Considering how much money we spend on health care in the U.S., we might hope that we allocate a good chunk of it toward evaluating the impact of the health policies we have in place. Unfortunately, this is rarely the case.

Austin Frakt explores U.S. health policy evaluation (or lack thereof) in one of his recent posts on The New York Times’ The Upshot, and Aaron Carroll walks us through these findings on Health Care Triage. They both report that less than a tenth of a percent of U.S. health care spending is directed toward policy evaluation. That means that most of the programs and policies in place in the United States aren’t backed by evidence.
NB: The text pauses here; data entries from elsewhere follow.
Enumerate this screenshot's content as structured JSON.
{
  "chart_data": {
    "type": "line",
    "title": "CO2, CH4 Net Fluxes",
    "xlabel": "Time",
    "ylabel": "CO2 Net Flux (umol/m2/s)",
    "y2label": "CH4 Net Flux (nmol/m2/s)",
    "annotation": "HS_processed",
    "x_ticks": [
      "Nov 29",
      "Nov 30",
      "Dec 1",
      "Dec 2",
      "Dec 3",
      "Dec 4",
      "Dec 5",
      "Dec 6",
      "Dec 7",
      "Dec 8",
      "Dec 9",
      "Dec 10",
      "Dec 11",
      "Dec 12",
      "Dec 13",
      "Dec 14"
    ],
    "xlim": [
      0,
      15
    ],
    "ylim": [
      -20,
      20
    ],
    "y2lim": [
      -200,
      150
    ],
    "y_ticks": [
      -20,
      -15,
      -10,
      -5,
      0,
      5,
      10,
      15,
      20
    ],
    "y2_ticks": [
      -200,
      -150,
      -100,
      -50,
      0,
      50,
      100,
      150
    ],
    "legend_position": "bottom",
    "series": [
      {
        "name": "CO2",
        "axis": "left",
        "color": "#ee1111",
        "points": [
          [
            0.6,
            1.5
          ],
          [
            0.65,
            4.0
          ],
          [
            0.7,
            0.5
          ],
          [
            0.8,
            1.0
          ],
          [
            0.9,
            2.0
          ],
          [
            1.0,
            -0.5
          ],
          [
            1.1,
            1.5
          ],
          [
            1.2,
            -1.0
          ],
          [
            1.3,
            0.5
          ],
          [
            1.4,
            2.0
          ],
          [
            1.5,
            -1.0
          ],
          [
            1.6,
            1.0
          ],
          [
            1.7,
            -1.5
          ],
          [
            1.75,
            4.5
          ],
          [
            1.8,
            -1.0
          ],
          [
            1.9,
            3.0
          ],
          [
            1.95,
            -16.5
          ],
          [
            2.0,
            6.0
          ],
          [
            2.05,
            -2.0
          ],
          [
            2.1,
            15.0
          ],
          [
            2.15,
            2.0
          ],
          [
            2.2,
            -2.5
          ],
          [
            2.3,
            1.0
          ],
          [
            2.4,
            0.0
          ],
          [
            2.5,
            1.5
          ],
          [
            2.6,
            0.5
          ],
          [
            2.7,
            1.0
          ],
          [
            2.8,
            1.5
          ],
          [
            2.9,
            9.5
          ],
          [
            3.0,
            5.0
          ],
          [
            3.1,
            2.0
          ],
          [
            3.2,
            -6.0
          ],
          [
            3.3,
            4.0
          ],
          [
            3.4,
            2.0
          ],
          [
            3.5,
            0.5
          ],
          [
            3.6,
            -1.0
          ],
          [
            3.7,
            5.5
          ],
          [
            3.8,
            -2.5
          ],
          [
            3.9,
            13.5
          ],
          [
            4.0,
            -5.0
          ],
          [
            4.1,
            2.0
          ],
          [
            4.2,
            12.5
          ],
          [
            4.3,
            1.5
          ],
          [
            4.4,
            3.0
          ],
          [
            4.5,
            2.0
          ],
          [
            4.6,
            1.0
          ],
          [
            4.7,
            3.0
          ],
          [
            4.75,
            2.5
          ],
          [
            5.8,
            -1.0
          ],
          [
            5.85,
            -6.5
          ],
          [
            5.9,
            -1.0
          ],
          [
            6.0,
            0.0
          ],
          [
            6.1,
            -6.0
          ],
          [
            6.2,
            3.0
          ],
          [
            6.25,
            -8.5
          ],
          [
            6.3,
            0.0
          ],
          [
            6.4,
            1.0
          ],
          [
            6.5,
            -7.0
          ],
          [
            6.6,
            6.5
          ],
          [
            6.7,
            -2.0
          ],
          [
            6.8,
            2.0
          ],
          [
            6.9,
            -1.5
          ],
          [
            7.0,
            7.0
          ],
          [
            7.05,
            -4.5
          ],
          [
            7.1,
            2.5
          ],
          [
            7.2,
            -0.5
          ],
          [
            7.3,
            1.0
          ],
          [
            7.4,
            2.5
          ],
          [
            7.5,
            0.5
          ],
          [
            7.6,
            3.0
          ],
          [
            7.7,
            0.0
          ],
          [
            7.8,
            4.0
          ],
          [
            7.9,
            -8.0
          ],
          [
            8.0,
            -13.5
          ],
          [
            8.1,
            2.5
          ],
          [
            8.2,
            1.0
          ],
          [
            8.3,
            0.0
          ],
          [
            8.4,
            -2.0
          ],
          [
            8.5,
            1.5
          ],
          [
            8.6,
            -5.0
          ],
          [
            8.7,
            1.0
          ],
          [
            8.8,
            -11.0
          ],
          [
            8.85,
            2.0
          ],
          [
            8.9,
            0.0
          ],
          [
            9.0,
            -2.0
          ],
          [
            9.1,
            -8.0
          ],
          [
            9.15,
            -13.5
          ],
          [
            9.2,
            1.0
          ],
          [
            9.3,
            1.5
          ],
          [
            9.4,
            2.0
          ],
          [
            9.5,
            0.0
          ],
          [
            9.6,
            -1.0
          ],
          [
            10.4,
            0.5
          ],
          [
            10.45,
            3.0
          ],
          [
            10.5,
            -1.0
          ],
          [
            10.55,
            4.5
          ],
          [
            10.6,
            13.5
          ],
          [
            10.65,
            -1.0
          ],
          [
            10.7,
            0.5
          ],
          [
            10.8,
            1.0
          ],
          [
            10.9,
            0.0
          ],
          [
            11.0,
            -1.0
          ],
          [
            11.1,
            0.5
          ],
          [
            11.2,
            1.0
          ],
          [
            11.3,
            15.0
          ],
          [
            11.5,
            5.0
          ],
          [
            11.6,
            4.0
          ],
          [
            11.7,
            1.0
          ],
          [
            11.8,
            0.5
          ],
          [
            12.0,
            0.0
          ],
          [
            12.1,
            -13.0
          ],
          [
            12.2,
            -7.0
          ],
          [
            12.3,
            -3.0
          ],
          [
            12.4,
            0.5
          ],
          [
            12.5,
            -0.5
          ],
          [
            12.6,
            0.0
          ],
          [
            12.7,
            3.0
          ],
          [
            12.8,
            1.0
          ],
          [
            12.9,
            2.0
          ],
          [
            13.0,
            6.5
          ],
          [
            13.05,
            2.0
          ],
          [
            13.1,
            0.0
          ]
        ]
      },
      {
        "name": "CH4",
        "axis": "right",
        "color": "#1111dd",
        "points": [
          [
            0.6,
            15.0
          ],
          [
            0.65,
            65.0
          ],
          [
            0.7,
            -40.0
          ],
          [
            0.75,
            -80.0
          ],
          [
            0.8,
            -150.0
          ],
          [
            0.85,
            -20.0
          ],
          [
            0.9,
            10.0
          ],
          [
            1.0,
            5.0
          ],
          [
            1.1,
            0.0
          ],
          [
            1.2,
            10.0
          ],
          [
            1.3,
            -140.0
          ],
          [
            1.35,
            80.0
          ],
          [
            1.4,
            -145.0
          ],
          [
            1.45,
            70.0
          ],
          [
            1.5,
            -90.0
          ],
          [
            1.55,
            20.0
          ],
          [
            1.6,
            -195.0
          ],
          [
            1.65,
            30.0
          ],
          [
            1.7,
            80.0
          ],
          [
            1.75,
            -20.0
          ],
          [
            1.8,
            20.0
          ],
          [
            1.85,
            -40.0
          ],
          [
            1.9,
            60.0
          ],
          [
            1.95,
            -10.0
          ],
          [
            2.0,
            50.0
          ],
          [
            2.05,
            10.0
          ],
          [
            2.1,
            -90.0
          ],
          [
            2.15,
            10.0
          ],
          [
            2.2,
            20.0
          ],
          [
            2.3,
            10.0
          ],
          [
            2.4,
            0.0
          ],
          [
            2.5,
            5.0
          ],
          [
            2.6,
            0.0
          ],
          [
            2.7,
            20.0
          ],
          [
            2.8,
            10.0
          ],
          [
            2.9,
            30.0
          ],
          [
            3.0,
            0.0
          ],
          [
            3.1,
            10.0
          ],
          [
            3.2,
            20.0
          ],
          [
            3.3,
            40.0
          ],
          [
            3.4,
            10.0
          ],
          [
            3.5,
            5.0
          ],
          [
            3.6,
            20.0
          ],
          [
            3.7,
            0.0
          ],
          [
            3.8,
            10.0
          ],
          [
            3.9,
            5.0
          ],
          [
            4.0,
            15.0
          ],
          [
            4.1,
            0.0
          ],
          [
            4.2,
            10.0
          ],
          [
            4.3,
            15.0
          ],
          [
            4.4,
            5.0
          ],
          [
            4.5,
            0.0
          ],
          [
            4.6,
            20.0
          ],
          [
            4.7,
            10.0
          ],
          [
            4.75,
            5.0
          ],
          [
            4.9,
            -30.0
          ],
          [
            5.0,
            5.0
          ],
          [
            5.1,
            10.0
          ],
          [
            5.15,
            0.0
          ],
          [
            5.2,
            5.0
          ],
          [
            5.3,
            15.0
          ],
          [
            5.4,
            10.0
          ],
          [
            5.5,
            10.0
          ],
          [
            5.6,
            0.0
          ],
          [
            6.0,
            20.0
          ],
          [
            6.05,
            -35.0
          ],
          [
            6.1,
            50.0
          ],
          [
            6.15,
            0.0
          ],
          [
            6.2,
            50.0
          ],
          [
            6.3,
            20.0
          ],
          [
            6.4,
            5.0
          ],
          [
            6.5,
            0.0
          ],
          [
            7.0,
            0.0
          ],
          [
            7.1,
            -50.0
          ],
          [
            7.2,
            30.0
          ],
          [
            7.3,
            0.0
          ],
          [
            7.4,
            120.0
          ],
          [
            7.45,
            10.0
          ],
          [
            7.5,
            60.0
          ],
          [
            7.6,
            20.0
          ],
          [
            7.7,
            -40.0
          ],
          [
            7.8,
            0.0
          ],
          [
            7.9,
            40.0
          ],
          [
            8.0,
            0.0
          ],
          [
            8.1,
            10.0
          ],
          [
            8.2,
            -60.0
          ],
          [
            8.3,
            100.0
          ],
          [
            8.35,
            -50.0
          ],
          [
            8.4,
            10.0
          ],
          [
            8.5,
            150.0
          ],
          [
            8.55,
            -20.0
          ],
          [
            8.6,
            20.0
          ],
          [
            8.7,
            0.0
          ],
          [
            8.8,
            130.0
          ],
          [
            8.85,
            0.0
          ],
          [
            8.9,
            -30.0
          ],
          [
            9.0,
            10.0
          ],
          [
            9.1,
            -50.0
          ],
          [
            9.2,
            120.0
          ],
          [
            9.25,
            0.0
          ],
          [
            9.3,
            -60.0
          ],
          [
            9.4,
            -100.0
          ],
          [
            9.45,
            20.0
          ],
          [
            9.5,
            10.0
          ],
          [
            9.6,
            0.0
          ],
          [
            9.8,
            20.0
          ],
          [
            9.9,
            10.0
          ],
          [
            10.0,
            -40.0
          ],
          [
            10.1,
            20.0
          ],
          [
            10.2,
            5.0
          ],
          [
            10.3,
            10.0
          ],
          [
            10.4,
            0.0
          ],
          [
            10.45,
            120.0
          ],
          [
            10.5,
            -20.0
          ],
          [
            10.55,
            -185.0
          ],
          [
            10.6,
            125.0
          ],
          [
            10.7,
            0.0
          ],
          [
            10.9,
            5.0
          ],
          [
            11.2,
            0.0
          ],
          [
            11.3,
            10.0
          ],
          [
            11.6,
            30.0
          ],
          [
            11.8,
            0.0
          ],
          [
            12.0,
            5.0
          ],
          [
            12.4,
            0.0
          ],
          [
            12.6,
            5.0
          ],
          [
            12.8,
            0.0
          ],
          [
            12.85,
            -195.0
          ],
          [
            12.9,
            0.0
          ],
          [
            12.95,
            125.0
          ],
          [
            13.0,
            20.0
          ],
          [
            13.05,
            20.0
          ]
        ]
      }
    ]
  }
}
Once in a blue moon, researchers have the opportunity to conduct a randomized controlled trial to investigate the effects of health policy. The 1970s RAND health insurance experiment was one of those opportunities; it found that, overall, the people who paid for a share of their health care costs used fewer health services and did not experience negative impacts on their health. This finding has been driving the payment structure of health insurance ever since.

The Oregon Medicaid Experiment is the other classic randomized trial in health policy, and though it has been extremely influential in suggesting that expanded access to Medicaid decreases financial hardship and rate of depression, some of its other findings aren’t statistically significant. Most other health policy RCTs are scarce and often underpowered.

There’s a lot of talk about restructuring our health care system, but what we need urgently is to direct some of our health care dollars toward rigorously evaluating our policies. We can’t wish our policies into effectiveness; we need evidence to do that.